WEDDING. Of interest to friends is the announcement of the marriage of Miss Lola Wright to Mr. Percy Walker of Waycross, which was solemnized October 16th at the home of the bride's parents, Mr. and Mrs. C.M. Wright, Rev. L.E. Williams officiating. They will make their home in Waycross.
LITTLE JANE STOKES DIED. Jane Stokes, four year old daughter of Captain and Mrs. U.O. Stokes of Hickox, died at the home of her parents Sunday afternoon. Captain Stokes is in Cuba with a detachment of U.S. Army and the funeral arrangements are pending advice from him. The deceased is survived only by her father and mother. -- Waycross Journal Herald
ROAD SHOULD BE IMPROVED. The recent Grand Jury recommended that the stumps be removed from the road leading from Harmon Johns' mailbox to the Winokur school.
AUNT MARY ANDERSON DIED. Just a few weeks ago Aunt Mary Anderson, an aged colored midwife, died at St.
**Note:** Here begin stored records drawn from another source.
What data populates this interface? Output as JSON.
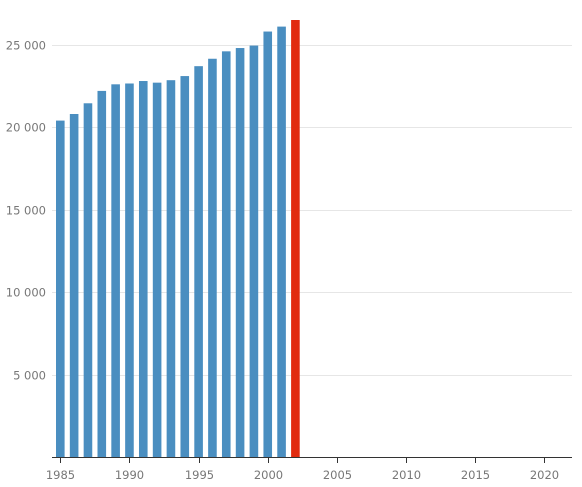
{
  "chart_data": {
    "type": "bar",
    "title": "",
    "xlabel": "",
    "ylabel": "",
    "x": [
      1985,
      1986,
      1987,
      1988,
      1989,
      1990,
      1991,
      1992,
      1993,
      1994,
      1995,
      1996,
      1997,
      1998,
      1999,
      2000,
      2001,
      2002
    ],
    "values": [
      20400,
      20800,
      21450,
      22200,
      22600,
      22650,
      22800,
      22700,
      22850,
      23100,
      23700,
      24150,
      24600,
      24800,
      24950,
      25800,
      26100,
      26500
    ],
    "highlight_index": 17,
    "colors": {
      "bar": "#4a8ec0",
      "highlight": "#e12b0f",
      "grid": "#e6e6e6",
      "axis": "#333333",
      "tick_text": "#777777"
    },
    "xlim": [
      1984.4,
      2022
    ],
    "ylim": [
      0,
      26500
    ],
    "x_ticks": [
      1985,
      1990,
      1995,
      2000,
      2005,
      2010,
      2015,
      2020
    ],
    "y_ticks": [
      5000,
      10000,
      15000,
      20000,
      25000
    ],
    "x_tick_labels": [
      "1985",
      "1990",
      "1995",
      "2000",
      "2005",
      "2010",
      "2015",
      "2020"
    ],
    "y_tick_labels": [
      "5 000",
      "10 000",
      "15 000",
      "20 000",
      "25 000"
    ],
    "grid": true,
    "legend": "none"
  }
}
George after a long useful life. She owed no debts, owned her home and left to her husband a grip, which upon being opened contained approximately $4,000.00.
October 30, 1925
MRS. SARAH JANE KENNISON DIED. Mrs. Sarah Jane Kennison died October 22, 1925 at the home of her daughter, Mrs. T.L. Tanner, Alma, after an illness of several months. The deceased was brought to Folkston and buried in the family cemetery at Mills church, Rev. L.E. Williams conducting the funeral services. Mrs. Kennison was born in Camden County April 22, 1851 and after her marriage to J.B. Kennison she lived in Charlton near Folkston until the last few years. She was a member of the Methodist Church since childhood. She is survived by four daughters, Mrs. J.L. Tanner, Mrs. A.A. Pritchard, Mrs. T.L. Tanner and Mrs. W.E. Braswell; one son, W.E. Kennison, eleven grandchildren and two great grandchildren.
PRESBYTERIAN CHURCH. We understand that the contract has been made for the building of the Presbyterian Church and work is to begin soon.